Still, even the task of providing quick escape routes for its citizens is going to be a significant challenge for Zushi and other local governments in the same position. That’s because as governments increase the height of tsunamis to be planned for, the bar must also be raised for buildings designated as tsunami-evacuation points.

Thus under Zushi’s old tsunami plans, a building needed to be of good construction and just three stories high to qualify as an evacuation point. Under the new tsunami height assumptions, however, only five-story buildings will qualify. Unfortunately, Zushi has few buildings that high, and so Saito and many thousands of others will have no choice but to head for higher ground several hundred meters away at the western edge of Zushi beach. (Incidentally, some researchers point out that, under some circumstances, a tsunami could arrive in Zushi within five minutes of an undersea earthquake.)

This situation has some wondering whether a “coastal protection” solution to mega-tsunamis can really be avoided. Even if the aim when dealing with such events were simply to save lives, perhaps adding signposts and making maps would not be enough.

Takao Kohinata is a 30-year Zushi resident who is currently serving in one of three rotating citizen positions on the Zushi City Planning Committee.

“Maybe you could approve high-rise developments along the coastline to act as a kind of tsunami barrier,” he suggested in one of the committee’s meetings in May last year. Earlier this month, though, he wasn’t quite so extravagant in his proposals — but he did mention another idea he said a number of people in the community were discussing.

“Some citizens are suggesting building an embankment over the top of National Route 134,” he said, referring to the coastal road that runs through Zushi almost all the way west to Shizuoka Prefecture.

“That road was initially planned as an embankment to stop tsunamis and exceptionally high tides, but it’s now obvious that it isn’t high enough.
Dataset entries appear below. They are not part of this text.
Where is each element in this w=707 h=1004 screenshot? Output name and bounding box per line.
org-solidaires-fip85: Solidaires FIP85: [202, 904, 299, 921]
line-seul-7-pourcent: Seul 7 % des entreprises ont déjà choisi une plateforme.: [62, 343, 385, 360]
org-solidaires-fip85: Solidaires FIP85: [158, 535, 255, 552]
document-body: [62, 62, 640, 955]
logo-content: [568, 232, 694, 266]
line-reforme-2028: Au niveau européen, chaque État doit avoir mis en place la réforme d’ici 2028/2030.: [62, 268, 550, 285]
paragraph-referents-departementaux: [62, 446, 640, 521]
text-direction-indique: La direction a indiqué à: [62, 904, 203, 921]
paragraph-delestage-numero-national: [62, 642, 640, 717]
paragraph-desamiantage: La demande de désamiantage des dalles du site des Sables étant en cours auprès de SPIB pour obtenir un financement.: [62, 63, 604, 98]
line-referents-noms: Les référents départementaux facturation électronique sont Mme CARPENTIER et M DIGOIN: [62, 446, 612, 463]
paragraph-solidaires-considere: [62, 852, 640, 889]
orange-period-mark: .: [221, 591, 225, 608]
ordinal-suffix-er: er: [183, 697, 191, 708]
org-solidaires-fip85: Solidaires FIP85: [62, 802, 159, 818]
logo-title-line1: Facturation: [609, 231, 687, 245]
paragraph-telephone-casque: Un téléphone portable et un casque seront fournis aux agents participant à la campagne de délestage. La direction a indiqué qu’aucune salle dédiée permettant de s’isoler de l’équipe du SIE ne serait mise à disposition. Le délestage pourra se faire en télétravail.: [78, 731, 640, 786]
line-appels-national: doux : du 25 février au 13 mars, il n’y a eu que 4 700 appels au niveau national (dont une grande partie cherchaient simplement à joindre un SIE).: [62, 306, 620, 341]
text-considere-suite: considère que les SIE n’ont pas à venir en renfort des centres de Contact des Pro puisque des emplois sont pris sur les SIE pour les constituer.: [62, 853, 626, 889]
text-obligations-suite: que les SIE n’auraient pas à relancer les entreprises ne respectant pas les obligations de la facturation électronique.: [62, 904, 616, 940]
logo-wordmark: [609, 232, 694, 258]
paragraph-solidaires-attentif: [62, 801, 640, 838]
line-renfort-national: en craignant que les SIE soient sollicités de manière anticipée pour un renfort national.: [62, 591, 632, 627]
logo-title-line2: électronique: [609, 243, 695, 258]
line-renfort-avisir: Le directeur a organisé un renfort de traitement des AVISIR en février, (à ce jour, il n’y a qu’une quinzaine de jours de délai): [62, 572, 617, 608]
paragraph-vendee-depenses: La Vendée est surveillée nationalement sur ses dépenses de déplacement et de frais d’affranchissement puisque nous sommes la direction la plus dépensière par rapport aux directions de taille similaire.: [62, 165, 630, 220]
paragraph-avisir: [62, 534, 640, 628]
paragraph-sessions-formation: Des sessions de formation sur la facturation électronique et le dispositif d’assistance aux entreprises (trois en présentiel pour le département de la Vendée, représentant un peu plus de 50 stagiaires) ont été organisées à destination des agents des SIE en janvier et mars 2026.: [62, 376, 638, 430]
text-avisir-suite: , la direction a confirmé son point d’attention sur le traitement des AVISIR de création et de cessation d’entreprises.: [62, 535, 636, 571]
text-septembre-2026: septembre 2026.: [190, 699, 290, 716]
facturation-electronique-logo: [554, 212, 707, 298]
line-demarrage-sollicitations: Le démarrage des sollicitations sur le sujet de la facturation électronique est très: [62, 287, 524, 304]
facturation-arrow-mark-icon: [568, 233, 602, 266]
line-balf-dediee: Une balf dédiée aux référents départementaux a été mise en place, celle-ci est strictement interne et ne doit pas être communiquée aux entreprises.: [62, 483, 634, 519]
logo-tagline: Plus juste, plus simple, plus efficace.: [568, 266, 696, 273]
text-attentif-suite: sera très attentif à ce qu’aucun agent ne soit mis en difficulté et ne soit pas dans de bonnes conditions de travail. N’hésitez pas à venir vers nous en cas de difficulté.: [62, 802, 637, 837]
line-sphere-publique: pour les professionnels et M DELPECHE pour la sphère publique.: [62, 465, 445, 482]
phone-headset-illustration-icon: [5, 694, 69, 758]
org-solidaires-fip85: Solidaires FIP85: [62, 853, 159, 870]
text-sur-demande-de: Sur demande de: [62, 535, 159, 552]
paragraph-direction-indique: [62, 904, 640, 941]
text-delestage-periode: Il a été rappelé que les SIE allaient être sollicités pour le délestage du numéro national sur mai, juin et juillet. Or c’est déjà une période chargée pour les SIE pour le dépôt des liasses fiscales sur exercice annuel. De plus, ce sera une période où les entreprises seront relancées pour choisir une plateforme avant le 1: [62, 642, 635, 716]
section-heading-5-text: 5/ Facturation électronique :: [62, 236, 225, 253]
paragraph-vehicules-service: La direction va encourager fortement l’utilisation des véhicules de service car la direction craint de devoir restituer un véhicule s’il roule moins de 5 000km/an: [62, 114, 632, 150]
You could build an embankment over the top of it, so that the road becomes enclosed and forms a much higher barrier,” he said.

Asked how realistic he thought the plan was, he conceded it was probably going to cost too much money for the local government to be able to adopt. But, he continued, it has merit in that it is not simply designed as a tsunami measure.

“At the moment there is a lack of cafes and restaurants along the beach at Zushi, and by redeveloping the shoreline you could kill two birds with one stone,” he said. “If anything is going to work, it is going to have to be about more than just mega-tsunamis — which, after all, might not happen at all for another few hundred years.”

However, Daisuke Kurosawa, a representative of the Zushi City Planning Department, said that at present no such ideas are being given serious consideration.

It also seems unlikely that they would win the support of many residents either. In fact, none of those surveyed by The Japan Times said they would support such a drastic measure — which most said they thought would detract from the scenic beauty of their beach town.

The 79-year-old Teruo Saito also said he liked the beachfront the way it is.

Another resident, Sumito Hirai, agreed, adding that, after all, “the chances of the next mega-tsunami coming while I’m alive are small.” He is 42 years of age.

As Emeritus Prof. Hirose suggests, it certainly is conceivable that the rush to remove sōteigai and bolster tsunami preparedness following the Great East Japan Earthquake stems from a desire among politicians, bureaucrats and their specialist advisers to be able to turn around after a tragedy and say: “We warned you.” And thus avoid culpability.

But, judging from the proposed responses to the two different types of tsunami — and, in particular, the general acceptance of the idea that lives but not property be saved in the event of a mega-tsunami — it seems that perhaps Zushi resident Kojima’s “not-in-my-lifetime” approach might provide an equally clear insight into the dominant mindset.

Could it be that bureaucrats, politicians and specialists are suggesting that private property be sacrificed — that cosmetic solutions to the threat of mega-tsunami are sufficient — because, deep down, they don’t believe it will come to that during their own lifetimes?

And could it be that the public demands no more from people in such positions because, deep down, they think the same?